Cette technique permet la capture d’une amibe arrondie et infectée et sa libération dans une nouvelle plaque contenant des amibettes non infectées. Cette approche a réussi à isoler un nouveau virus géant à faible abondance nommé Userpatvirus LCD7. Votre Userpatvirus n’a été observé que dans le clone sept avec la présence de l’ADN userpatvirus LCD7 et l’absence d’ADN faustovirus.
La microscopie électronique a indiqué l’aspect de Clandestinovirus ST1, qui a une morphologie icosahedral typique sans fibrilles aussi bien qu’Usurpatvirus LCD7 avec un capside icosahedral d’environ 250 nanomètres. Une faible cytométrie confirme le chevauchement des populations de Faustovirus et de Nauvoirus. Une fois maîtrisée, cette procédure peut être effectuée facilement.
La chose la plus importante à retenir lors de la tentative de cette procédure est la nécessité d’un rituel d’observations minimales concernant la taille des entités avec la bonne manipulation des compétents du poste de travail et la vérification de tout problème de contamination. Cette approche peut être utilisée comme technique de tri sur la base de la morphologie cellulaire. Actuellement, il est utilisé dans notre laboratoire pour le clonage d’amibe spécifique.

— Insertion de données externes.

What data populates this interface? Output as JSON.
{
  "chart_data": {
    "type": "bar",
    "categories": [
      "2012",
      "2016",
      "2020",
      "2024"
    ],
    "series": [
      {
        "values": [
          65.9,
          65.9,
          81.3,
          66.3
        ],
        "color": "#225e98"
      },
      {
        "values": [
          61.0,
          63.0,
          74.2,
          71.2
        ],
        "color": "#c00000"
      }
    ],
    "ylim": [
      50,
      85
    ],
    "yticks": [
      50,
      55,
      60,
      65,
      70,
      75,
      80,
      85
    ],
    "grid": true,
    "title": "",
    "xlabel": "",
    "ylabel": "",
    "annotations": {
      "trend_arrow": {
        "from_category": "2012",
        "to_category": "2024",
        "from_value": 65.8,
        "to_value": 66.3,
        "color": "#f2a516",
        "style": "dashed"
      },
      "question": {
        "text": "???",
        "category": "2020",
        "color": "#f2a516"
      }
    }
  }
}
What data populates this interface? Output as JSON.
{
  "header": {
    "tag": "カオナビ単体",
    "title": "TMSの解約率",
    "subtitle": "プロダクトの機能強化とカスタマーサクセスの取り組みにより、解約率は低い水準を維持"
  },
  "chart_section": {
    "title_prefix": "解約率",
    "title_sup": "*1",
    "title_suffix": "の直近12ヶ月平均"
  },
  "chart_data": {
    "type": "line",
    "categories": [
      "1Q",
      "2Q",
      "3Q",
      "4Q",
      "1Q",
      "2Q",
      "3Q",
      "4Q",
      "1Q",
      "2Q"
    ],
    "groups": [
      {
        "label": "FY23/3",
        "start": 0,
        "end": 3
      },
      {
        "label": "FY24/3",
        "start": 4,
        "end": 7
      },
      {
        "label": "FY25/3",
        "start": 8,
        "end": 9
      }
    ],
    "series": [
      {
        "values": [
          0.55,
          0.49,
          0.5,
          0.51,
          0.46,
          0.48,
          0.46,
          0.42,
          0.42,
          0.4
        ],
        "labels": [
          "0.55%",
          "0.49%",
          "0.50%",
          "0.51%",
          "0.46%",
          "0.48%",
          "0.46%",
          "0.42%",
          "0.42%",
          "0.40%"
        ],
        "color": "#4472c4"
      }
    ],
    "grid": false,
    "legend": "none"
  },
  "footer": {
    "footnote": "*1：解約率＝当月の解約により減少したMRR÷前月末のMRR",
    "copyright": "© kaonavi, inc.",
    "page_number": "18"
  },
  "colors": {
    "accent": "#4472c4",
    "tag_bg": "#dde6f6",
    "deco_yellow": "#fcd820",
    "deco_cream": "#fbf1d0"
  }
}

Un point critique de cette technique est de maintenir l’intégrité cellulaire. En effet, nous pouvons avoir quelques problèmes avec la non-observation de la cellule ou la libération. Ceci est dû principalement à la désintégration de la cellule dans le micro capillaire.
Cette méthode pourrait être une alternative efficace lorsque la télémétrie des défauts et le tri des faits ne sont pas disponibles et lorsque des limitations techniques spécifiques sont atteintes. N’oubliez pas que dans certains cas, la cellule n’est pas libérée par le micro capillaire. Cela est dû en partie aux caractéristiques de l’amibe et à leur capacité d’adaptation, puis à partir de la membrane cellulaire.